The takeover of Ramadi by "Islamic State" militants showed that Iraqi soldiers lacked the "will to fight," the United States defense chief has said. The retreating soldiers left behind US-supplied military gear.

Ashton Carter speaks in the US senate
Image: Reuters/J. Ernst

Speaking on CNN's "State of the Union" television show, which went to air Sunday, US Defense Secretary Ashton Carter (pictured) questioned the morale of the Iraqi troops who lost control of Ramadi - a strategic city and capital of Anbar province - a week ago.

"What apparently happened was the Iraqi forces just showed no will to fight. They were not outnumbered," Carter said. "In fact, they vastly outnumbered the opposing force, and yet they failed to fight, they withdrew from the site," he told CNN.

"That says to me, and I think to most of us, that we have an issue with the will of the Iraqis to fight ISIL and defend themselves," Carter added, using an alternative acronym for the self-proclaimed "Islamic State" ("IS") group which has seized a vast area spanning Syria and Iraq over the past year and proclaimed a "caliphate." During the past week, IS took over two cities at opposite ends of its captured terriroty – Ramadi in the east and the ancient city of Palmyra in Syria to the west.

Current US strategy against IS has involved retraining and rebuilding Iraq's army, urging the Shiite-dominated government in Baghdad to reconcile with Iraqi Sunnis and bombing Islamic State targets from the air, measures Carter said the country would continue for the time being, while acknowledging the strategy could change and that efforts to train and equip Iraqi soldiers were of little use if the troops themselves lacked morale.

"Air strikes are effective, but neither they nor anything we can do can subsitiute for the Iraqi's will to fight. They're the ones who have to beat ISIL and then keep them beat," Carter said, in the strongest remarks made by a senior US official since Ramadi's fall.

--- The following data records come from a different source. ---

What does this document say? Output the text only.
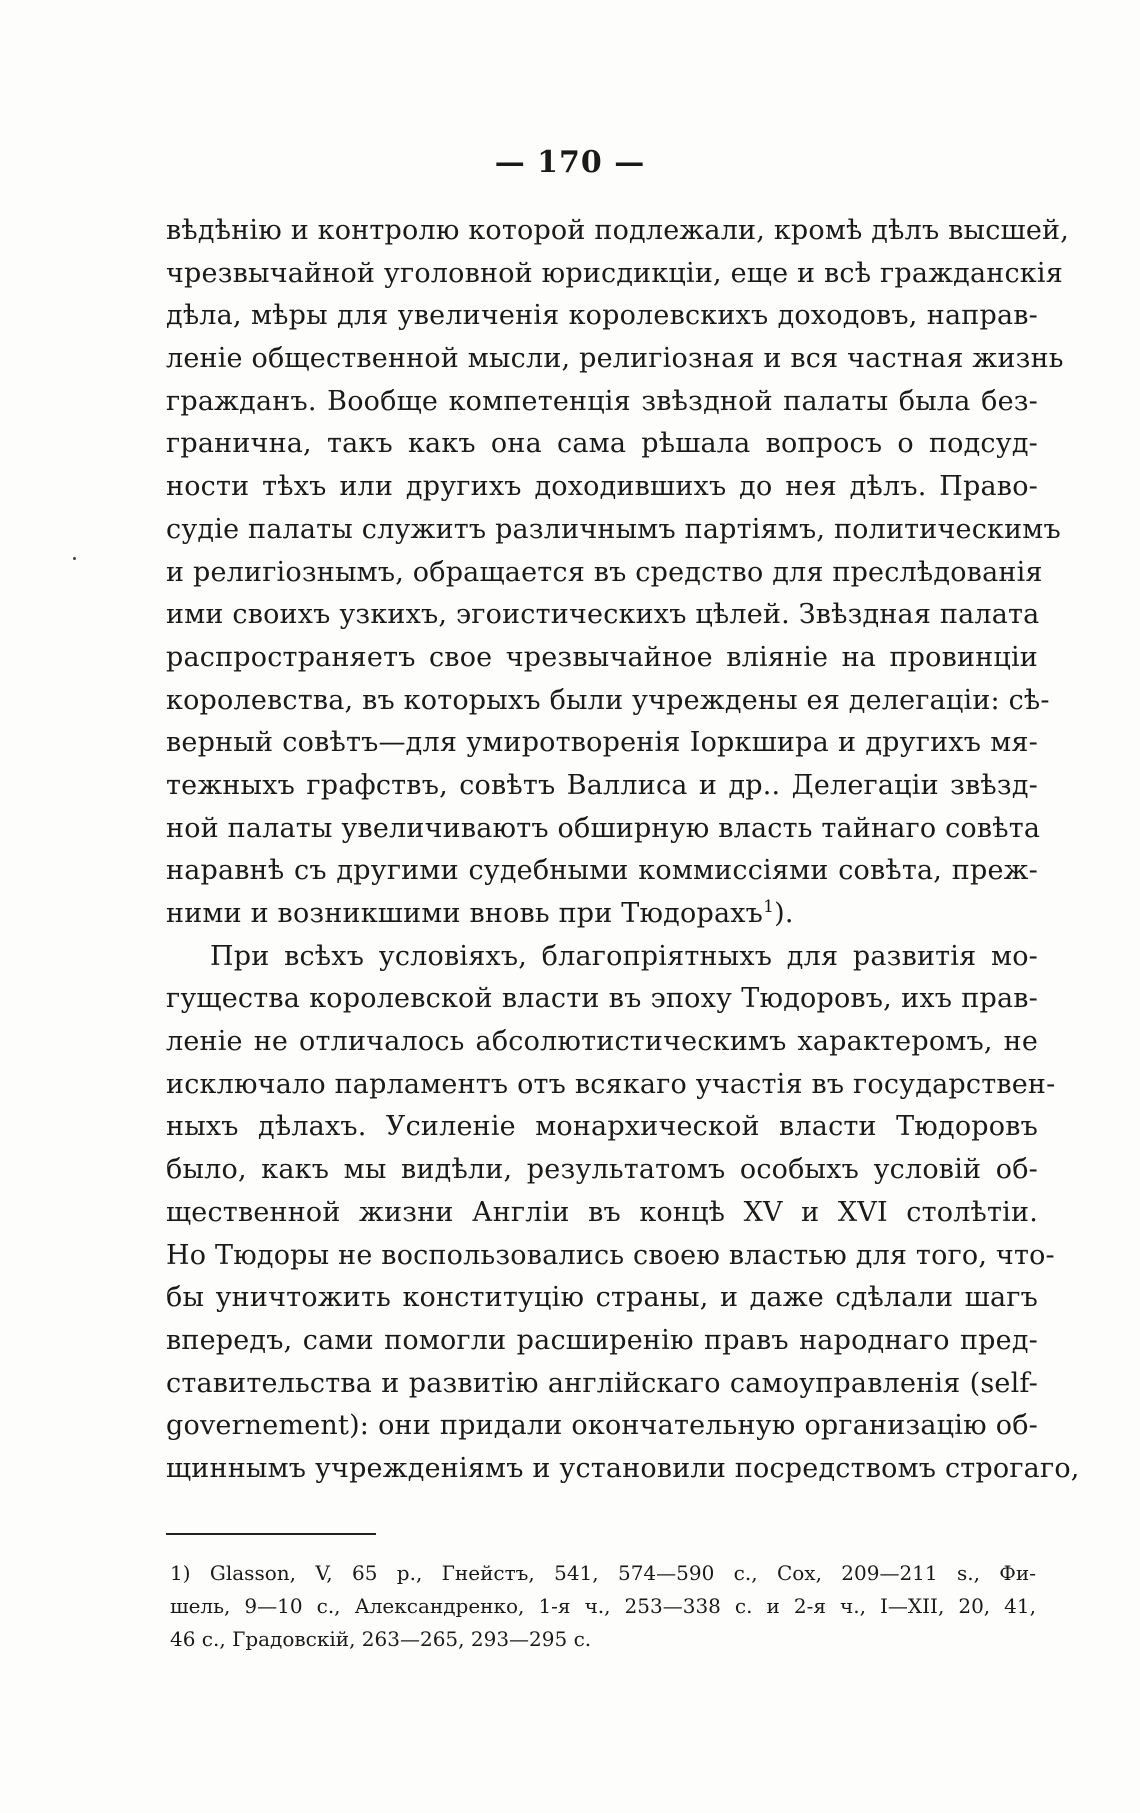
— 170 —
вѣдѣнію и контролю которой подлежали, кромѣ дѣлъ высшей,
чрезвычайной уголовной юрисдикціи, еще и всѣ гражданскія
дѣла, мѣры для увеличенія королевскихъ доходовъ, направ-
леніе общественной мысли, религіозная и вся частная жизнь
гражданъ. Вообще компетенція звѣздной палаты была без-
гранична, такъ какъ она сама рѣшала вопросъ о подсуд-
ности тѣхъ или другихъ доходившихъ до нея дѣлъ. Право-
судіе палаты служитъ различнымъ партіямъ, политическимъ
и религіознымъ, обращается въ средство для преслѣдованія
ими своихъ узкихъ, эгоистическихъ цѣлей. Звѣздная палата
распространяетъ свое чрезвычайное вліяніе на провинціи
королевства, въ которыхъ были учреждены ея делегаціи: сѣ-
верный совѣтъ—для умиротворенія Іоркшира и другихъ мя-
тежныхъ графствъ, совѣтъ Валлиса и др.. Делегаціи звѣзд-
ной палаты увеличиваютъ обширную власть тайнаго совѣта
наравнѣ съ другими судебными коммиссіями совѣта, преж-
ними и возникшими вновь при Тюдорахъ$^1$).
При всѣхъ условіяхъ, благопріятныхъ для развитія мо-
гущества королевской власти въ эпоху Тюдоровъ, ихъ прав-
леніе не отличалось абсолютистическимъ характеромъ, не
исключало парламентъ отъ всякаго участія въ государствен-
ныхъ дѣлахъ. Усиленіе монархической власти Тюдоровъ
было, какъ мы видѣли, результатомъ особыхъ условій об-
щественной жизни Англіи въ концѣ XV и XVI столѣтіи.
Но Тюдоры не воспользовались своею властью для того, что-
бы уничтожить конституцію страны, и даже сдѣлали шагъ
впередъ, сами помогли расширенію правъ народнаго пред-
ставительства и развитію англійскаго самоуправленія (self-
governement): они придали окончательную организацію об-
щиннымъ учрежденіямъ и установили посредствомъ строгаго,
1) Glasson, V, 65 p., Гнейстъ, 541, 574—590 с., Cox, 209—211 s., Фи-
шель, 9—10 с., Александренко, 1-я ч., 253—338 с. и 2-я ч., I—XII, 20, 41,
46 с., Градовскій, 263—265, 293—295 с.
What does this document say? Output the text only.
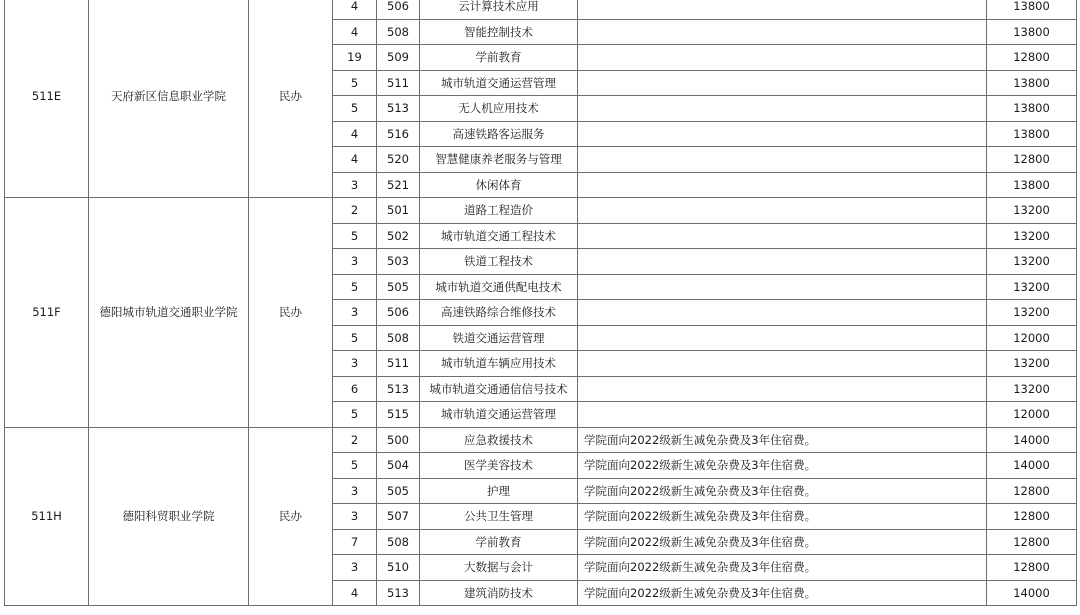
511E	天府新区信息职业学院	民办	4	506	云计算技术应用		13800
			4	508	智能控制技术		13800
			19	509	学前教育		12800
			5	511	城市轨道交通运营管理		13800
			5	513	无人机应用技术		13800
			4	516	高速铁路客运服务		13800
			4	520	智慧健康养老服务与管理		12800
			3	521	休闲体育		13800
511F	德阳城市轨道交通职业学院	民办	2	501	道路工程造价		13200
			5	502	城市轨道交通工程技术		13200
			3	503	铁道工程技术		13200
			5	505	城市轨道交通供配电技术		13200
			3	506	高速铁路综合维修技术		13200
			5	508	铁道交通运营管理		12000
			3	511	城市轨道车辆应用技术		13200
			6	513	城市轨道交通通信信号技术		13200
			5	515	城市轨道交通运营管理		12000
511H	德阳科贸职业学院	民办	2	500	应急救援技术	学院面向2022级新生减免杂费及3年住宿费。	14000
			5	504	医学美容技术	学院面向2022级新生减免杂费及3年住宿费。	14000
			3	505	护理	学院面向2022级新生减免杂费及3年住宿费。	12800
			3	507	公共卫生管理	学院面向2022级新生减免杂费及3年住宿费。	12800
			7	508	学前教育	学院面向2022级新生减免杂费及3年住宿费。	12800
			3	510	大数据与会计	学院面向2022级新生减免杂费及3年住宿费。	12800
			4	513	建筑消防技术	学院面向2022级新生减免杂费及3年住宿费。	14000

Ramadi's residents have joined the thousands displaced by the 'IS' advance
Refugees flee the IS advanceImage: picture-alliance/AP Photo/H. Mizban

Territory reclaimed

However, Iraqi lawmaker Hakim al-Zamili, who heads the parliamentary defense and security committee, rebuffed Carter's comments in an interview with the Associated Press, calling them "unrealistic and baseless."

"The Iraqi army and police did have the will to fight IS group in Ramadi, but these forces lack good equipment, weapons and aerial support," he said, adding "the US officials should provide Iraq with advanced weapons as soon as possible instead of making such statements."

On Saturday, forces loyal to the Iraqi government reported taking back territory from IS fighters east of Ramadi in a counter-offensive.

"Today we regained control over Husaiba and are laying plans to make more advances to push back Daesh fighters further," local tribal leader Amir al-Fahdawi said, using an Arabic acronym to refer to IS. "The morale of the fighters is high after the arrival of reinforcements and loads of ammunition."

When Iraqi forces fled Ramadi they left behind US-supplied weapons and military equipment including tanks, artillery pieces and armored personnel carriers - evoking memories of when Iraqi security forces collapsed as IS captured large parts of the country's north almost a year ago.

Reports have emerged of mass executions in Palmyra and beheadings in Deir al-Zour by the al Qaeda splinter group during the past few days.